Power-up! !!
With an app maker that sometimes turns around when watching Twitter Good friends, my boom (words that often mutter), etc ... How often do you do it?
Really? Isn't there something I think?
Oh, it's not business efficiency, but I will write it. This is Rookie. If you are worried about streamlining your work, please refer to here.
Does everyone care about how to get the Twitter timeline and how to handle it? I'm curious. That kind of curiosity is important, isn't it?
It seems to do this.
I came up with it at noon on Wednesday and made it two nights from that day, so the quality of the content is limited.
Do you have a Macbook? If you happen to don't have one now, go to the Apple Shop first. Then you can put Emacs and Python in it for the time being.

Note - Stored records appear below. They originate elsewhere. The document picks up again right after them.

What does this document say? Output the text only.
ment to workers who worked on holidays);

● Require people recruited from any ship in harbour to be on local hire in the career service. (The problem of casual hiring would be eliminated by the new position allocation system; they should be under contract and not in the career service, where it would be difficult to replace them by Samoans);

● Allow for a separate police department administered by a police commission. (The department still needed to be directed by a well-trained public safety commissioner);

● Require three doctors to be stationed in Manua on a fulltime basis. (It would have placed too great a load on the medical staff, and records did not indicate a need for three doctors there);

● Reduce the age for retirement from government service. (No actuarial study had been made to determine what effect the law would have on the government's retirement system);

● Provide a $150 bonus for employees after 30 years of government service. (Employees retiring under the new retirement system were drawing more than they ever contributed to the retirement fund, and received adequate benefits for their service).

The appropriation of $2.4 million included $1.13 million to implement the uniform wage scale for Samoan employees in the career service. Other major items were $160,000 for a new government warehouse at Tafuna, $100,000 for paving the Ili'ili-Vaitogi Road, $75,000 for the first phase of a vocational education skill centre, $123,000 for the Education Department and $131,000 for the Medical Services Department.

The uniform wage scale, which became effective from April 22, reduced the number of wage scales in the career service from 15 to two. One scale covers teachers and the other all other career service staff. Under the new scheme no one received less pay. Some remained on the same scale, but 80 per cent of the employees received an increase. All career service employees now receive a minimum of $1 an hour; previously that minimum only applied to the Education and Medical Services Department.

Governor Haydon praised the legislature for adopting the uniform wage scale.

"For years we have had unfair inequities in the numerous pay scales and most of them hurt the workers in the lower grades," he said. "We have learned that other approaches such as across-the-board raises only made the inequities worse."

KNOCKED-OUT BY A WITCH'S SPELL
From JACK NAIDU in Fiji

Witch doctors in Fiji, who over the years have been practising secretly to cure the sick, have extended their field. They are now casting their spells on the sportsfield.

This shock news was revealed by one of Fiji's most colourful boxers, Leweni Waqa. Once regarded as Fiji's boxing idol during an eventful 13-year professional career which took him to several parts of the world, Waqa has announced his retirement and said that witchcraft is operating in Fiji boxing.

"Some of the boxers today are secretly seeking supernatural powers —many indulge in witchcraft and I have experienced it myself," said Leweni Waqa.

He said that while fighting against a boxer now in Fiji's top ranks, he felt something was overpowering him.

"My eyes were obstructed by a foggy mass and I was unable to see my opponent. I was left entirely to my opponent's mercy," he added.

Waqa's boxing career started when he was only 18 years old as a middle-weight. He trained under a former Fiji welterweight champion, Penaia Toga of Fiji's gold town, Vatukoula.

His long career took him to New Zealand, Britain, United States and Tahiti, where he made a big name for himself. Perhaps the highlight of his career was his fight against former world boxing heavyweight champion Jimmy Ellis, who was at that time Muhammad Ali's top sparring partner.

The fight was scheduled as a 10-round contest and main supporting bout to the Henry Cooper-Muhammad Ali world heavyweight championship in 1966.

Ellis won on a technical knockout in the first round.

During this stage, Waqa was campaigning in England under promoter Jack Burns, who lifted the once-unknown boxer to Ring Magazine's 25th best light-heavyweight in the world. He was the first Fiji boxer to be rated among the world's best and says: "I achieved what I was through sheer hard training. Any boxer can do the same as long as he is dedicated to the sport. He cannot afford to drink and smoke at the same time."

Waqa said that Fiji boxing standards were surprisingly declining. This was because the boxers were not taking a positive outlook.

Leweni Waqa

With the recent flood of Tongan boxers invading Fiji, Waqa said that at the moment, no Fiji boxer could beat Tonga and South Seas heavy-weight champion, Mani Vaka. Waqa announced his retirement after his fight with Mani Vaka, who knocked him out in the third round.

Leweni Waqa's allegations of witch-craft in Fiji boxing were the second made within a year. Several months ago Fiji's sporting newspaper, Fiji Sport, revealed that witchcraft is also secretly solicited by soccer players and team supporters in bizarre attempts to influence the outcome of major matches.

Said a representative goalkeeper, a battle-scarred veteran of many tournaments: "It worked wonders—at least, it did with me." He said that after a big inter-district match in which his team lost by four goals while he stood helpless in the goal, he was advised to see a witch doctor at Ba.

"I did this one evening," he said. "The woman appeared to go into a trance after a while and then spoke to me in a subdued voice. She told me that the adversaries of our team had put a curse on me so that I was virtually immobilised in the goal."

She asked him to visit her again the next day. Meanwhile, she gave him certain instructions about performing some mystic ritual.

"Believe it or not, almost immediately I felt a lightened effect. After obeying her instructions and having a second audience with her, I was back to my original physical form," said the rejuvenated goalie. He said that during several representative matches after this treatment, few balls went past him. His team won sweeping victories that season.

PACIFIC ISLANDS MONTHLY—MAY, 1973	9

--Twitter developer account
You need Consumer Key, Consumer Key Secret, Oauth Token, Oauth Token Secret to get it with API. These can be obtained by registering a Twitter developer account. As a result, you also need a Twitter user account. I forgot which site I saw, but here Please do something.
This is also required. Basically, you can drop the zip from the official site and execute binary.
--I like Windows ...
It can't be helped, please here.
--Ubuntu has
Then here.
--Install Macab
Please download and unzip the Source and IPA dictionaries from here. In each
$ ./configure --with-charset=utf8
$ make
$ sudo make install
Then it's OK.
Get the timeline of a specific user with the Twitter API.
user.py
#!/usr/bin/env python
# -*- coding: utf-8 -*-
from requests_oauthlib import OAuth1Session
import json
import MeCab
CK = 'AAAAAAAAAAAAAAAAAAA'
# Consumer Key
CS = 'BBBBBBBBBBBBBBBBBBB'
# Consumer Key Secret
AT = 'CCCCCCCCCCCCCCCCCCC'
# Oauth Token
AS = 'DDDDDDDDDDDDDDDDDDD'
# Oauth Token Secret
url = "https://api.twitter.com/1.1/statuses/user_timeline.json" #this url for getting home timeline
#here can be set ID of tweet (ordered by time), and number of tweets (default is 20, max 200)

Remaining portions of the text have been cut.